Une fois que le projet est bien parti, que vous avez touché les premiers cofinancements nationaux et communautaires, la trésorerie est plus simple à gérer : vous connaissez les dates de dépôt de vos demandes de versement des fonds européens, et vous savez que vous toucherez la somme dans les semaines qui suivent – si tout va bien. Si vous êtes le Chef de file, pensez bien à reverser les sommes dues à vos partenaires très rapidement et dans leur intégralité – c’est une obligation réglementaire (article 13-3 du règlement CTE n°1299/2013).
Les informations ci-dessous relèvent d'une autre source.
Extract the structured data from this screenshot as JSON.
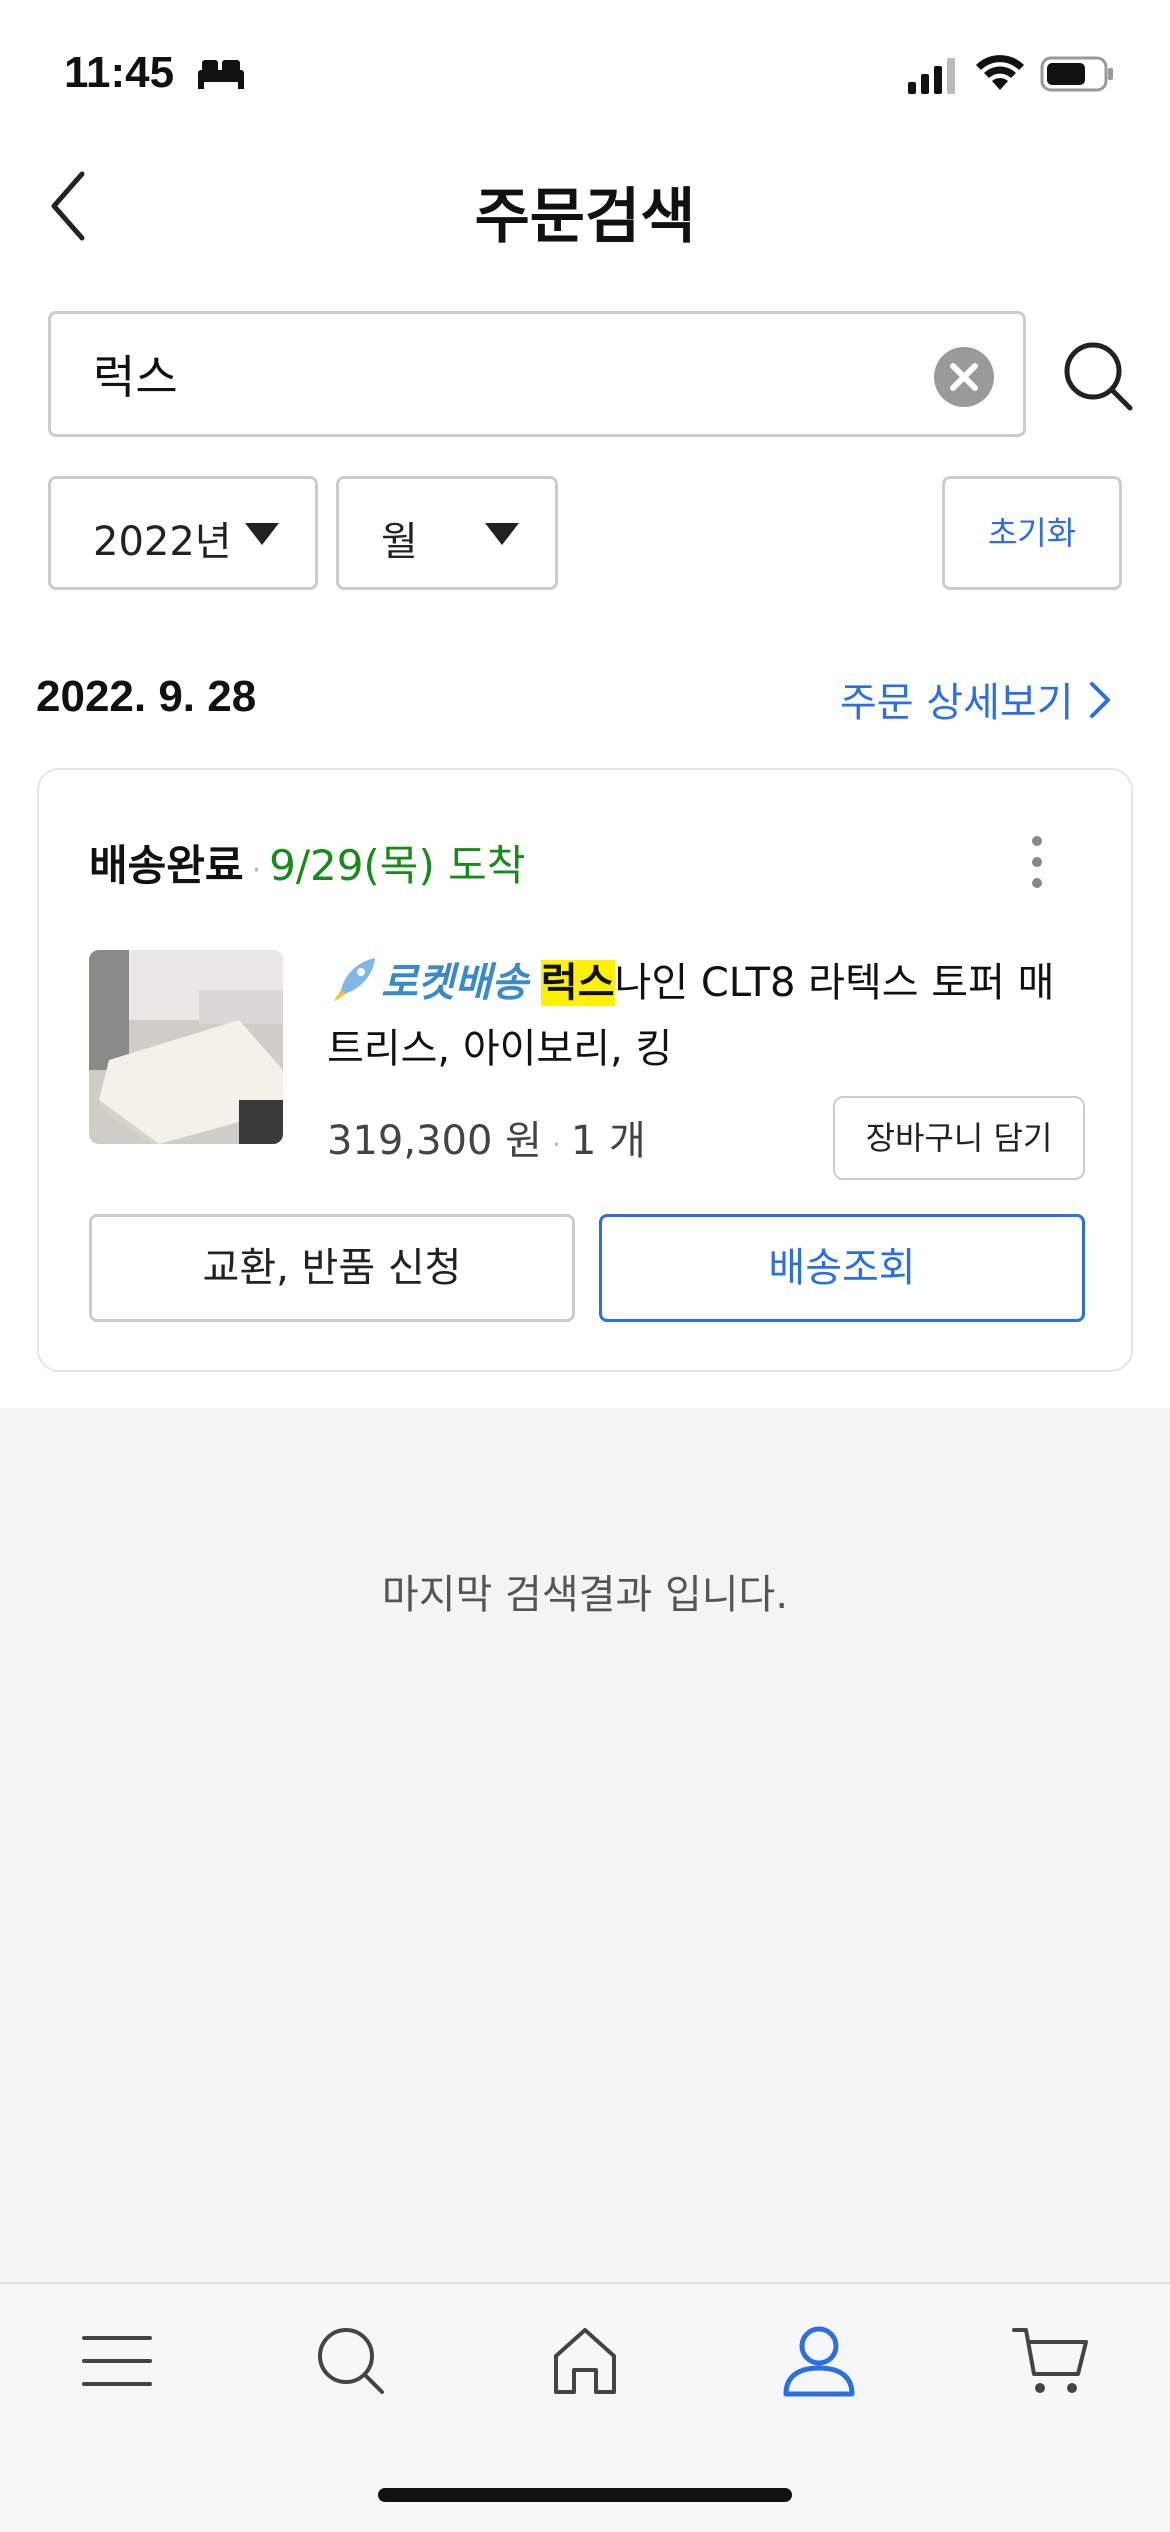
{
  "status_bar": {
    "time": "11:45",
    "icons": [
      "bed-icon",
      "signal-icon",
      "wifi-icon",
      "battery-icon"
    ]
  },
  "header": {
    "title": "주문검색",
    "back_icon": "chevron-left-icon"
  },
  "search": {
    "value": "럭스",
    "placeholder": "",
    "clear_icon": "clear-icon",
    "search_icon": "search-icon"
  },
  "filters": {
    "year": "2022년",
    "month": "월",
    "reset_label": "초기화"
  },
  "order": {
    "date": "2022. 9. 28",
    "detail_link": "주문 상세보기",
    "status": "배송완료",
    "separator": "·",
    "arrival": "9/29(목) 도착",
    "product": {
      "rocket_label": "로켓배송",
      "highlight": "럭스",
      "title_rest": "나인 CLT8 라텍스 토퍼 매트리스, 아이보리, 킹",
      "price": "319,300 원",
      "quantity": "1 개",
      "cart_button": "장바구니 담기"
    },
    "return_button": "교환, 반품 신청",
    "tracking_button": "배송조회"
  },
  "end_message": "마지막 검색결과 입니다.",
  "bottom_nav": {
    "items": [
      "menu-icon",
      "search-icon",
      "home-icon",
      "user-icon",
      "cart-icon"
    ],
    "active": "user-icon"
  },
  "colors": {
    "accent_blue": "#2b6fe0",
    "arrival_green": "#178a17",
    "highlight_yellow": "#fff200",
    "rocket_blue": "#3a8ac9"
  }
}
Eh oui, vous ne pouvez pas placer la somme quelques semaines pour vous créer un peu d’intérêts, sorry !
Un jour, espérer toucher le solde de la subvention européenne
Dernier moment délicat : la clôture du projet. En effet, les vérifications opérées sont plus longues, le versement du solde des fonds communautaires peut prendre un peu de temps. En outre, même après 25 ans de mise en œuvre des programmes INTERREG, on se retrouve toujours régulièrement avec la même problématique : qui paye en dernier ? En principe, le montant définitif de la subvention communautaire est calculé en tenant compte des cofinancements effectivement perçus (pour éviter le surfinancement) – ce qui sous-entend qu’il faut que les cofinanceurs payent d’abord le solde de leur subvention nationale pour que les programmes européens puissent calculer le leur. Mais cela aussi mérite d’être expliqué à vos cofinanceurs, voire même explicité dans la convention de cofinancement. Sinon vous vous retrouvez avec des projets dont la clôture dure 2 ans (c’est du vécu…) juste parce que tout le monde réclame un arrêté des comptes par les autres ! Et en attendant, les bénéficiaires ont fait leurs dépenses mais n’ont pas touché les soldes des subventions…
Cette question de la trésorerie peut être particulièrement problématique pour les petites structures aux reins financiers moins solides que des plus grandes pour lesquelles les fonds européens sont moins importants d’un point de vue financier. Aussi, pensez bien à anticiper tous ces moments difficiles. Pour mémoire, les intérêts débiteurs ne sont pas éligibles…
Sur ce sujet comme sur beaucoup d’autres, l’anticipation est l’une des solutions. N’hésitez pas à vous former sur les bonnes pratiques de gestion d’un projet européen avant de monter votre projet, pour partir sur de bonnes bases.